A boy plays basketball after school with the Police Athletic League.The newspaper I work for, dailypennsylvanian.com has moved more and more into shooting video, but one thorny issue keeps coming up, and that’s. People always seem at least a little leery about being interviewed or being on video camera, even if they have no qualms about talking to a reporter who is taking notes, or having their picture taken by a photographer. But bring up the topic of video, and it’s a whole other story, both for the subjects and for leery PR people.

Take as an example, this feature article written by Mara Wishingrad about the Police Athletic League, an after school program for kids in West Philadelphia. I was the photographer/hopeful videographer for the story, and together we were driven down to the Alexander Wilson School by a very cooperative Penn Police.

It’s a great scene there. It’s a big gym with kids of all ages playing basketball together or sitting and talking on the side, with a very friendly police officer named Cassandra Parks-DeVaughn watching over all of them. She has a great rapport with the kids, they all call her “Miss Cassandra” and this is the kind of heart warming story that the Penn Police loves to see us writing. And it is a good story that could make for a great video. Combine some shots of the kids playing basketball, with an interview with Officer , and some of the little kids.
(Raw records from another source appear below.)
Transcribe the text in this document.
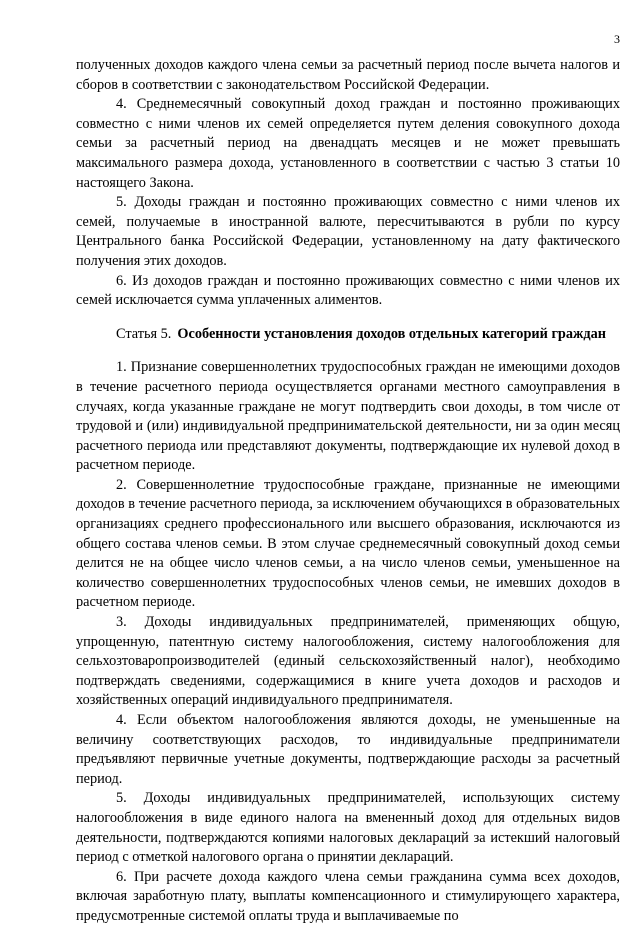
3

полученных доходов каждого члена семьи за расчетный период после вычета налогов и сборов в соответствии с законодательством Российской Федерации.

4. Среднемесячный совокупный доход граждан и постоянно проживающих совместно с ними членов их семей определяется путем деления совокупного дохода семьи за расчетный период на двенадцать месяцев и не может превышать максимального размера дохода, установленного в соответствии с частью 3 статьи 10 настоящего Закона.

5. Доходы граждан и постоянно проживающих совместно с ними членов их семей, получаемые в иностранной валюте, пересчитываются в рубли по курсу Центрального банка Российской Федерации, установленному на дату фактического получения этих доходов.

6. Из доходов граждан и постоянно проживающих совместно с ними членов их семей исключается сумма уплаченных алиментов.

Статья 5. Особенности установления доходов отдельных категорий граждан

1. Признание совершеннолетних трудоспособных граждан не имеющими доходов в течение расчетного периода осуществляется органами местного самоуправления в случаях, когда указанные граждане не могут подтвердить свои доходы, в том числе от трудовой и (или) индивидуальной предпринимательской деятельности, ни за один месяц расчетного периода или представляют документы, подтверждающие их нулевой доход в расчетном периоде.

2. Совершеннолетние трудоспособные граждане, признанные не имеющими доходов в течение расчетного периода, за исключением обучающихся в образовательных организациях среднего профессионального или высшего образования, исключаются из общего состава членов семьи. В этом случае среднемесячный совокупный доход семьи делится не на общее число членов семьи, а на число членов семьи, уменьшенное на количество совершеннолетних трудоспособных членов семьи, не имевших доходов в расчетном периоде.

3. Доходы индивидуальных предпринимателей, применяющих общую, упрощенную, патентную систему налогообложения, систему налогообложения для сельхозтоваропроизводителей (единый сельскохозяйственный налог), необходимо подтверждать сведениями, содержащимися в книге учета доходов и расходов и хозяйственных операций индивидуального предпринимателя.

4. Если объектом налогообложения являются доходы, не уменьшенные на величину соответствующих расходов, то индивидуальные предприниматели предъявляют первичные учетные документы, подтверждающие расходы за расчетный период.

5. Доходы индивидуальных предпринимателей, использующих систему налогообложения в виде единого налога на вмененный доход для отдельных видов деятельности, подтверждаются копиями налоговых деклараций за истекший налоговый период с отметкой налогового органа о принятии деклараций.

6. При расчете дохода каждого члена семьи гражданина сумма всех доходов, включая заработную плату, выплаты компенсационного и стимулирующего характера, предусмотренные системой оплаты труда и выплачиваемые по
It’s a great angle to tell the story from, and personally, I think it works much better in video than it does in print.

“Miss Cassandra” is okay with it, the kids would love it, but as I set up the equipment the PR person from Penn Police who’s with us, goes and makes a phone call to ask about video and comes down and tells me that I’m only allowed to shoot still photos, and no video. The reason she gives is that they’re unsure if the kids have permission to appear in video.

Courts have held that the first amendment right of reporters to interview, photograph, record and otherwise do journalism in public without consent forms of any kind. A cursory search I did didn’t turn up any sort of legal distinction between video and photo, so while I’m not a legal expert it seems that if we had the right to photograph them, we would also have had the right to record them. Unfortunately, even if there is no legal distinction, there is a strong distinction in people’s minds.

I guess online video is just too new of a medium and PR departments automatically consider it a threat. But here, everybody lost out on the chance for a great story.